Further, the model building module comprises:

the characteristic engineering module is connected with the pre-training module of the model and is used for carrying out characteristic processing on the original data set and carrying out characteristic selection, compression and extraction on the original data in the original data set according to the characteristic importance;

the model selection module is connected with the characteristic engineering module and used for carrying out algorithm model selection on the original data set after characteristic processing by combining characteristic importance and building an initial model by different algorithms;

the parameter optimizing module is connected with the model selecting module and used for respectively optimizing the hyperparameters of the plurality of initial models by a genetic algorithm optimizing method to generate a plurality of initial models with the best performance:

the pipeline module is connected with the parameter optimizing module and is used for integrating a plurality of initial models with the best performance into an optimal prediction model set through a superposition combination method;

and the model evaluation module is respectively connected with the pipeline module and the test module and is used for evaluating the performance of the optimal prediction model set model in the formed pipeline module and selecting an optimal prediction model.

Compared with the prior art, the method has the advantages that the original data set is constructed by obtaining the structural characteristics of the chemical material, the original data set is preprocessed, the initial model containing the hyper-parameters is generated according to machine learning, the optimal prediction model is generated by iterative training of the initial model of the pipeline method, and the test data set is input to the optimal prediction model to predict the adsorption performance of the chemical material.

Furthermore, the original data is subjected to sampling and/or data cleaning and/or feature compression and/or feature extraction preprocessing, feature processing is carried out on the original data, different machines are selected for learning, a plurality of initial models containing the hyperparameters are generated according to the priori knowledge, the rationality of the data is guaranteed, the parameter adjusting process is further simplified, and therefore the prediction efficiency is further improved.

And further, data screening and feature processing are carried out on the data set subjected to feature processing according to feature importance, and parameter adjustment is carried out on the initial model in an iterative manner through a genetic algorithm, so that the parameter adjustment process is further simplified, and the prediction efficiency is further improved.
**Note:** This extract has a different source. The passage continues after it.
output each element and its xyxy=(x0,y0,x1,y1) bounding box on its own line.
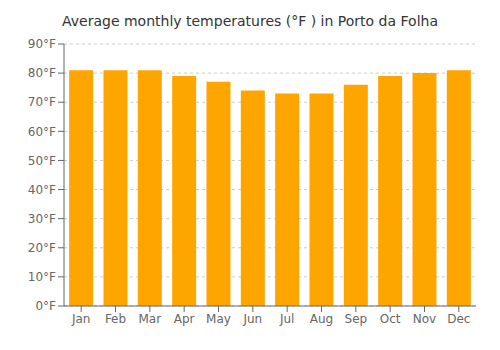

Further, the optimal top n% of feature information is selected by a SelectKBest method, and features which do not accord with a minimum variance threshold are removed, so that the feature selection of the data is improved, and the prediction efficiency is further improved.

Further, the feature importance is generated by retaining the features with strong correlation with the target variable and deleting the features with strong correlation between the features, so that the feature selection of the data is improved, and the prediction efficiency is further improved.

Furthermore, the hyper-parameters of the initial models are optimized through a genetic algorithm to generate the initial models with the optimal performance, and the optimal parameters are selected to generate the optimal prediction model, so that the automatic processing of the models is realized, and the prediction efficiency is further improved.

Further, the initial models with the best performance are integrated into an optimal prediction model set through superposition combination, k cross verifications are performed during model selection, the data set is divided into k training sets and k verification sets, and the algorithm is verified after training is completed to generate the optimal prediction model combination and the optimal hyper-parameter combination, so that automatic processing of the models is realized, and the prediction efficiency is further improved.

Further, by goodness of fit R²And the RMSE evaluates the optimal prediction model to verify the optimal prediction model, thereby further improving the prediction efficiency.

Furthermore, the chemical material adsorption performance prediction method based on automation and learning is arranged in the chemical material adsorption performance prediction device based on automation and learning, so that the automatic prediction of the chemical material adsorption performance is realized, and the prediction efficiency is further improved.

Drawings

FIG. 1 is a flow chart of a method for predicting the adsorption performance of a chemical material based on automatic machine learning according to the present invention;

fig. 2 is a detailed flowchart of step S103;

fig. 3 is a block diagram of the structure of the prediction device for chemical material adsorption performance based on automatic machine learning according to the present invention.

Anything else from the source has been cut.